Activation analysis of zirconium, Zircaloy and nickel-base alloy for tantalum using extraction chromatography

Abstract

Extraction-chromatographic separation of ¹⁸²Ta from ⁹⁵Zr, ⁹⁵Nb, ⁵¹Cr, and ⁶⁰Co was performed using methyl isobutyl ketone (MIBK) sorbed on polytrifluoromonochloroethylene (Daiflon) particles as a stationary phase and 1N hydrofluoric and 2N hydrochloric acid as a mobile phase. The separation method was used for the determination of tantalum in zirconium, Zircaloy, and nickel-base alloy by neutron activation using ¹⁸²Ta ( T_1/2=115.1 days) produced by the reaction ¹⁸¹Ta(n, γ) ¹⁸²Ta.
The procedure is as follows : Samples (550 mg) together with standard solutions (Ta0.55μg, 0.0050.1 μg) were irradiated in JRR-2 at a thermal neutron flux of about 7×10¹³ n/cm²· sec for 20 min or at a flux of 2×10¹³ for 290 hr. The samples irradiated were cooled for about 30 days. Zirconium and Zircaloy were dissolved in 1N hydrofluoric acid- 2N hydrochloric acid. The nickel-base alloy was dissolved in a mixture of nitric and hydrochloric acids containing a few drops of hydrofluoric acid. The solution of zirconium, Zircaloy, or nickel-base alloy was adjusted to 1 N hydrofluoric acid- 2 N hydrochloric acid solution saturated with MIBK. Daiflon which sorbed MIBK was packed in a polyethylene column (Fig. 1), and the column was conditioned. The sample solution was poured into the column. The column was washed with 1 N hydrofluoric acid-2 N hydrochloric acid saturated with MIBK. Tantalum was retained on the column, but zirconium, niobium, chromium, and cobalt were not. Tantalum was eluted with 30 ml of hydrogen peroxide solution (30% H₂O₂ 1+20). The effluent was evaporated to about 3 ml and transferred to a polyethylene vial, and its volume was adjusted to 5 ml with 1 N hydrofluoric acid-2N hydrochloric acid. Counting was made with a 3×3 inch NaI (Tl) detector and a 400-channel pulse-height analyzer. The 1.05 to 1.55 MeV gamma rays of ¹⁸²Ta were used for the determination. The standard solutions were treated in the same way as the samples.

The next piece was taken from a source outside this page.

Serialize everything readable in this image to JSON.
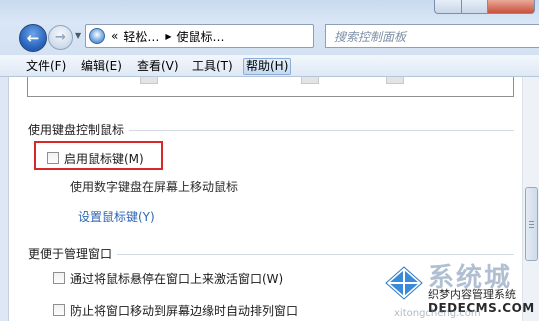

The recoveries of ¹⁸²Ta were more than 97%, and no correction for chemical yield was necessary. Retention of other nuclides on the column is shown in Table II. Only cerium was appreciably retained. Nuclides produced from zirconium, Zircaloy, and nickel-base alloy did not interfere with the determination of tantalum. In the presence of 0.4 m mole of oxalic acid, 1 m mole of sulfate, or nitrate, ¹⁸²Ta was quantitatively recovered. Tantalum in standard zirconium, Zircaloy, and nickel-base alloys was determined by using the above-mentioned procedure, and satisfactory results were obtained.